For this post, I'm enclosing photos of a painting that bears the seal of Min Zhen. I'm enclosing one photo of the whole work, and one of the text / seal that is at the top left of the work.
I have a few questions about this work.
One, what does the accompanying text read? I've tried various tools but my untrained eyes find it very difficult to input the stylized calligraphic text.
Two, the painting appears to be a watercolor on paper, but what is going on with the very frayed edges? Is the paper glued onto some kind of Canvas backing? It seems somewhat similar to the example at the Cleveland Museum of Art (linked), except the piece I've got has extremely frayed edges instead of nicely woven material that surrounds the paper.

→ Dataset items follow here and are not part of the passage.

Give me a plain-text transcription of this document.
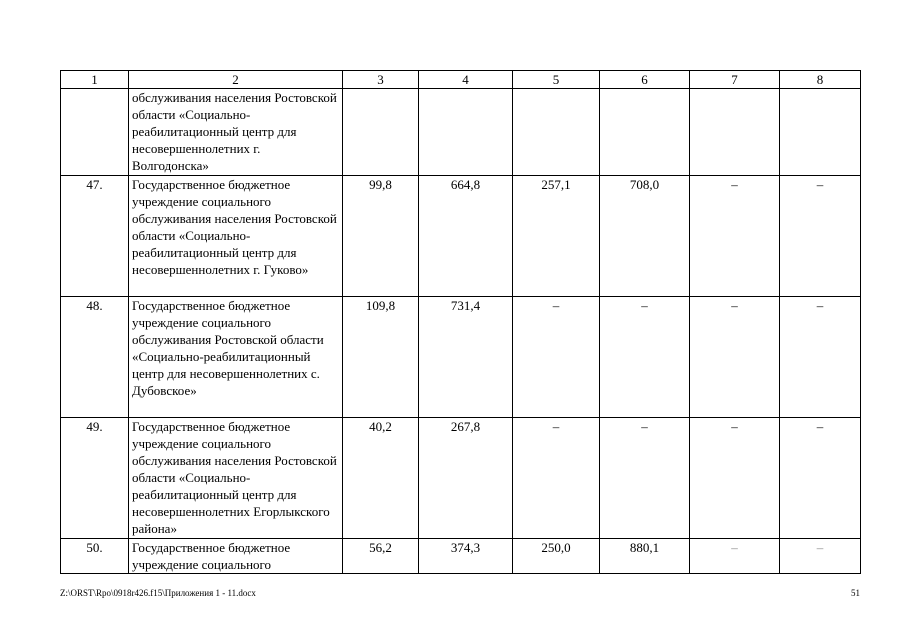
1	2	3	4	5	6	7	8
	обслуживания населения Ростовской области «Социально-реабилитационный центр для несовершеннолетних г. Волгодонска»						
47.	Государственное бюджетное учреждение социального обслуживания населения Ростовской области «Социально-реабилитационный центр для несовершеннолетних г. Гуково»	99,8	664,8	257,1	708,0	–	–
48.	Государственное бюджетное учреждение социального обслуживания Ростовской области «Социально-реабилитационный центр для несовершеннолетних с. Дубовское»	109,8	731,4	–	–	–	–
49.	Государственное бюджетное учреждение социального обслуживания населения Ростовской области «Социально-реабилитационный центр для несовершеннолетних Егорлыкского района»	40,2	267,8	–	–	–	–
50.	Государственное бюджетное учреждение социального	56,2	374,3	250,0	880,1	–	–
Z:\ORST\Rpo\0918r426.f15\Приложения 1 - 11.docx	51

Three, is there any chance it's actually real? There are a few factors that, to me, imply it may not be. The first of which is that it just seems extremely unlikely that I would randomly find a real 18th century piece of art at a thrift store. Second, Min Zhen was known for painting portraits, and this is a landscape. A Google search for landscapes by Min Zhen, though, does reveal that he painted those as well (with an identical seal to what's seen here -- see the linked photo from a piece at the Cleveland Museum of Art). Three, it seems odd that the only seal present is that of Min Zhen. There are no collector seals or any other seals. I've certainly not looked at all the Min Zhen holdings in all the collections, but in my searching I've not seen any pieces in museums or elsewhere that don't have at least one other seal on them.